Maria Aurora Yuriar Manjerrez (Anastacio, Clemente)
Born: August 13, 1922, Culiacán, Sinaloa, Mexico
Immigration: about 1959
Died: March 7, 1999, Brawley, California
Aurora’s Birth Certificate
Maria Aurora was born on 13 Aug 1922 in Culiacán, Sinaloa, Mexico. In the early 1940’s, she had a son with ALEJANDRO PALACUELOS. A few years after the birth of her son, Aurora’s father was shot and killed on the debate stage. Four years later, her mother died. About ten years after the birth of her first son, she had another son with GUILLERMO JORDAN EMBREG.
In 1959, Aurora brought her sons to America. Her older son, then in his late teens, got a job working in vineyards. Her younger son would go on to join the military during the Vietnam War. She was given a Social Security number in 1964.
Nico & Aurora
She hooked up with NICOLAS “NICO” GARCIA in 1975. They lived together on a little farm in Westmorland, California, for years. On 20 Jul 1987 in Yuma, Arizona, they made it official legally. Her younger son and his wife served a witnesses at their court wedding. A couple of months later, Aurora was naturalized, and became and United States citizen.

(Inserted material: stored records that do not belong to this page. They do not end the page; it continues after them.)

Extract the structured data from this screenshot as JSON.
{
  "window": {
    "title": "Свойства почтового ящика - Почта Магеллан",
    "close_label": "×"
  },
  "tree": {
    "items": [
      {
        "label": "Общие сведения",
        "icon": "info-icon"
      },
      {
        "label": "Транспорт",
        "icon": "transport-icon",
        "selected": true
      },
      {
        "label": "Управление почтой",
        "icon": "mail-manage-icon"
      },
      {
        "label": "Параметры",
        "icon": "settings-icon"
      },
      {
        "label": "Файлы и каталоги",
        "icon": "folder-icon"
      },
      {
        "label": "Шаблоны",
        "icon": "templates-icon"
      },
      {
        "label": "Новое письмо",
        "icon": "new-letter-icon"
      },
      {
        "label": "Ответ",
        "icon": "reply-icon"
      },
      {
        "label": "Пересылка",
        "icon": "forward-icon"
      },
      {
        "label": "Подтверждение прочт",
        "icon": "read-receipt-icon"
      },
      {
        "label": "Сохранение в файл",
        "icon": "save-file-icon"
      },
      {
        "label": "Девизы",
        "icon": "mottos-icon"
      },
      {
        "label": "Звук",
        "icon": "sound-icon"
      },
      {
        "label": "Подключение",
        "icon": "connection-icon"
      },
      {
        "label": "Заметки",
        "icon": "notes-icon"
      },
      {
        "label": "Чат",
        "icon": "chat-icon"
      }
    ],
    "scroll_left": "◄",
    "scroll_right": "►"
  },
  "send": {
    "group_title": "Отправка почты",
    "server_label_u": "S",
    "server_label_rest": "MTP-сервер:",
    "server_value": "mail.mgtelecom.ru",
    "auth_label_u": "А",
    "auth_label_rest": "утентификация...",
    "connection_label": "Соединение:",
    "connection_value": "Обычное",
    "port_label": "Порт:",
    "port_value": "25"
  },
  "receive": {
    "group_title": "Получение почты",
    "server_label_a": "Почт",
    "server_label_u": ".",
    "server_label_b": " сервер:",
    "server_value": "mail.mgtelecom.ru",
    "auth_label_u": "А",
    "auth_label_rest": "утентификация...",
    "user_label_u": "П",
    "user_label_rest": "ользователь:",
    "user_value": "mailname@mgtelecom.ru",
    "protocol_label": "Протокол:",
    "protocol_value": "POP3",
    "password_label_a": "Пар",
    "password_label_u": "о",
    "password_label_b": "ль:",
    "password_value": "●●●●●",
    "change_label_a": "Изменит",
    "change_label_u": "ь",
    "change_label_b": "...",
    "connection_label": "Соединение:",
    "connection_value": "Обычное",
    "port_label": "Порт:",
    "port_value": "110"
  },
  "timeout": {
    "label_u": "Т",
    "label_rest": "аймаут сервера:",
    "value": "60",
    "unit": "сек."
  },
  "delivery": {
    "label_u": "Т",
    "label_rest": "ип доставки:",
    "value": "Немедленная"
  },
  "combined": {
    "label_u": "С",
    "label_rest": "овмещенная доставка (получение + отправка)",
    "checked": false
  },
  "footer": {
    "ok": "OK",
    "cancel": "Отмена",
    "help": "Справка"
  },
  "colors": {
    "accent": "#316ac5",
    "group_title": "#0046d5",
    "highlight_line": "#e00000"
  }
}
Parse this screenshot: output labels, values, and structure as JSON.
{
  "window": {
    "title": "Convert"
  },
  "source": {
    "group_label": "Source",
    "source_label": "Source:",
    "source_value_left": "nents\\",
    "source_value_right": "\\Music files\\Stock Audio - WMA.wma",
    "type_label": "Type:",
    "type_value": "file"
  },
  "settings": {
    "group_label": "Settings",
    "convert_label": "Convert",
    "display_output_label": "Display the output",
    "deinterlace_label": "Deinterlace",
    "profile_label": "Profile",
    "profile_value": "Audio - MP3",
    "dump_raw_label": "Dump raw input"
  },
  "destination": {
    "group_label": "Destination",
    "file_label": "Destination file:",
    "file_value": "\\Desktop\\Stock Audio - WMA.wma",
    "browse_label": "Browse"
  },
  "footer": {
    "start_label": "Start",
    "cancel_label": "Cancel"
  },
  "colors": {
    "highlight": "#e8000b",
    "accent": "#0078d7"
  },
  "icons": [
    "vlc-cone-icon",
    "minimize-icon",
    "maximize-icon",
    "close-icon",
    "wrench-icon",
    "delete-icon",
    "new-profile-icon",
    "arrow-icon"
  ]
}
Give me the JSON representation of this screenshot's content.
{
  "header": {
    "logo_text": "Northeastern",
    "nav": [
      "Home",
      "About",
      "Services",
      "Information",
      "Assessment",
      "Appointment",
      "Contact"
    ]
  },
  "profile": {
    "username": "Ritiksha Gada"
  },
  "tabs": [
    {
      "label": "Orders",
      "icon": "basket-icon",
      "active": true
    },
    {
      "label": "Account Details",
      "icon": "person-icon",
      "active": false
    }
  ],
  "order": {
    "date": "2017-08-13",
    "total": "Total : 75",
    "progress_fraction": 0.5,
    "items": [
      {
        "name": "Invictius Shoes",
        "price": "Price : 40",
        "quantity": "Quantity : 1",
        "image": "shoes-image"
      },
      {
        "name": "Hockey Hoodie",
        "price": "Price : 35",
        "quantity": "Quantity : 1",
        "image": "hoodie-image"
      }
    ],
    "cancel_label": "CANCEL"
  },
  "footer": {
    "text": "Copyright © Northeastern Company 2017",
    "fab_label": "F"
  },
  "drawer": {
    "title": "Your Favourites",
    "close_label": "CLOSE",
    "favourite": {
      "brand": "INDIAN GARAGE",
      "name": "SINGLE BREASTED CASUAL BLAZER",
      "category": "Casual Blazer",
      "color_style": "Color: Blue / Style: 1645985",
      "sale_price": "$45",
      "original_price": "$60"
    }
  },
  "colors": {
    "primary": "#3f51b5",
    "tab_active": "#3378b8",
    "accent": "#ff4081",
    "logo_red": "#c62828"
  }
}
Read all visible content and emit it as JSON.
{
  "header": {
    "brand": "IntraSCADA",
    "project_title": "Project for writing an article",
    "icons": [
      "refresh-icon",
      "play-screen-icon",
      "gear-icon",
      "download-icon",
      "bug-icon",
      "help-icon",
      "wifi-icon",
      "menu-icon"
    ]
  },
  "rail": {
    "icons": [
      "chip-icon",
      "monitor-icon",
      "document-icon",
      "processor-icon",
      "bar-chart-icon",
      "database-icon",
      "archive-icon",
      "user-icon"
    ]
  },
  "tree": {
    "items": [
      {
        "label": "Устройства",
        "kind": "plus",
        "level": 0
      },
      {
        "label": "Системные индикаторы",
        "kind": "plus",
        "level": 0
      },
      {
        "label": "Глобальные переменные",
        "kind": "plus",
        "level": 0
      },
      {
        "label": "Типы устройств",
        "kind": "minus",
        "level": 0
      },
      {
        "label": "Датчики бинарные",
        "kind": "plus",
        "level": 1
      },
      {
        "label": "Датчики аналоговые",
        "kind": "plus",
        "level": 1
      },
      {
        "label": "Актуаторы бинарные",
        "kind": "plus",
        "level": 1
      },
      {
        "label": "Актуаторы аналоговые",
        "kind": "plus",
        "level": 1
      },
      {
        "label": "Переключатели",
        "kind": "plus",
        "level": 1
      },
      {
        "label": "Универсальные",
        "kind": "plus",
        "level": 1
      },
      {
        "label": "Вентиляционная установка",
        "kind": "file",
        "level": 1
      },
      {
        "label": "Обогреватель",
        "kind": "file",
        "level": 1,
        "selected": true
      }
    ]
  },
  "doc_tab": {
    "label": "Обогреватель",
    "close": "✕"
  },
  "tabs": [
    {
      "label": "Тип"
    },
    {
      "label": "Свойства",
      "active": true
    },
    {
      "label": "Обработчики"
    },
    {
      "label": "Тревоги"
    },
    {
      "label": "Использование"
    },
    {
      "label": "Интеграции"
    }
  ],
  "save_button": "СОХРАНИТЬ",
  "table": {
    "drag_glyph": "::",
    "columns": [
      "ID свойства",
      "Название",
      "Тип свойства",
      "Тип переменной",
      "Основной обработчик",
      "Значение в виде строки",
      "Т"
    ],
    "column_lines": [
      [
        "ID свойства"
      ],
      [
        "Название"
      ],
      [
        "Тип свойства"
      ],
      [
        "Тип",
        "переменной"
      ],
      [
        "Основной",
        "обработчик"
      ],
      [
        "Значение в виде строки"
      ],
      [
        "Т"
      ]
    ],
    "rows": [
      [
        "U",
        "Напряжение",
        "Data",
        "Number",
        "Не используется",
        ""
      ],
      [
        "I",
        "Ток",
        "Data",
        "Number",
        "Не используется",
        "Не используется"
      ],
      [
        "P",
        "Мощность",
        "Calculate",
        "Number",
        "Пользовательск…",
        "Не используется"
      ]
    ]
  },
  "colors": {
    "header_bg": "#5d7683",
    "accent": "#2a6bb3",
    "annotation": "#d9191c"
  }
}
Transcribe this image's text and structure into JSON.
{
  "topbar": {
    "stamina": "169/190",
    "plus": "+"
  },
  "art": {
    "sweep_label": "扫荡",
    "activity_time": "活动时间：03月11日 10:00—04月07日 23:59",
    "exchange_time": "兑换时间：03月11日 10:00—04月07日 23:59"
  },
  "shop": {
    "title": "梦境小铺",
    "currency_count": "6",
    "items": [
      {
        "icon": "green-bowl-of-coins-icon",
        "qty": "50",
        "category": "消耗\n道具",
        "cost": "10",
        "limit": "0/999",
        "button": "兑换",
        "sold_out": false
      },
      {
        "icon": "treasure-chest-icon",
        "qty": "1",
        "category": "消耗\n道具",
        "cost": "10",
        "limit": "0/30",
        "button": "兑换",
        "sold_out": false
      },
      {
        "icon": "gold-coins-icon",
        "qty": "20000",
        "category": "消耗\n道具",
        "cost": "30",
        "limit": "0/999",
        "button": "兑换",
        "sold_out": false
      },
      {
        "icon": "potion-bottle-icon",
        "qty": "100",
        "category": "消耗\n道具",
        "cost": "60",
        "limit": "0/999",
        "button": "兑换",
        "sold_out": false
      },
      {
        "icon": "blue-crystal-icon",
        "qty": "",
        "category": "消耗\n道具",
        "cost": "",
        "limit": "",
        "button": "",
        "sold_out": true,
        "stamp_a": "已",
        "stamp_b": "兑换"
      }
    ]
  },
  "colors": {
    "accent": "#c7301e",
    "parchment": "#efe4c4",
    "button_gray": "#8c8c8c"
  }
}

Maria Aurora was known as “Abuelita” to her grandchildren. I only met her once when we went to visit in 1998. She was well into her 70’s by then, and used a walker to get around. She was still a sweetheart, and very petite. I’m 5’8″, and she barely reached my shoulders.
I remember I took a picture of a rooster. It had caught my attention because it was crowing. I thought it looked beautiful. However, being the pre-digital camera days, my photo didn’t come out nearly as beautiful as I had hoped. But I took the picture of the rooster, and I remember Abuelita laughing and asking her grandson, my husband, what I was doing. I didn’t speak Spanish very well, and she didn’t speak English, so my husband was our translator. When he told her that I thought it looked pretty, she just shook her head at this silly girl from the city and her fascination with the rooster. I remember her complaining to my husband that the rooster drove her crazy with his constant crowing. “Otra vez, otra vez,” she told him.
Years later, long after her death, I put together a digital scrapbook page of the event, complete with the photos of out trip out the farm and everything. It was part of a challenge that asked us to scrap about the important women in our lives. Even though I’d only met her that one time, she was important to me because of the influence she had in my husband’s life while he was growing up. I submitted the page to a digital scrapbook magazine, and it got published! It appeared in Simple Scrapbook‘s Digital Scrapbooking 3 edition, pg 97.
She died March 7, 1999, in Westmorland, California. She was buried in Riverview Cemetery, Brawley, CA.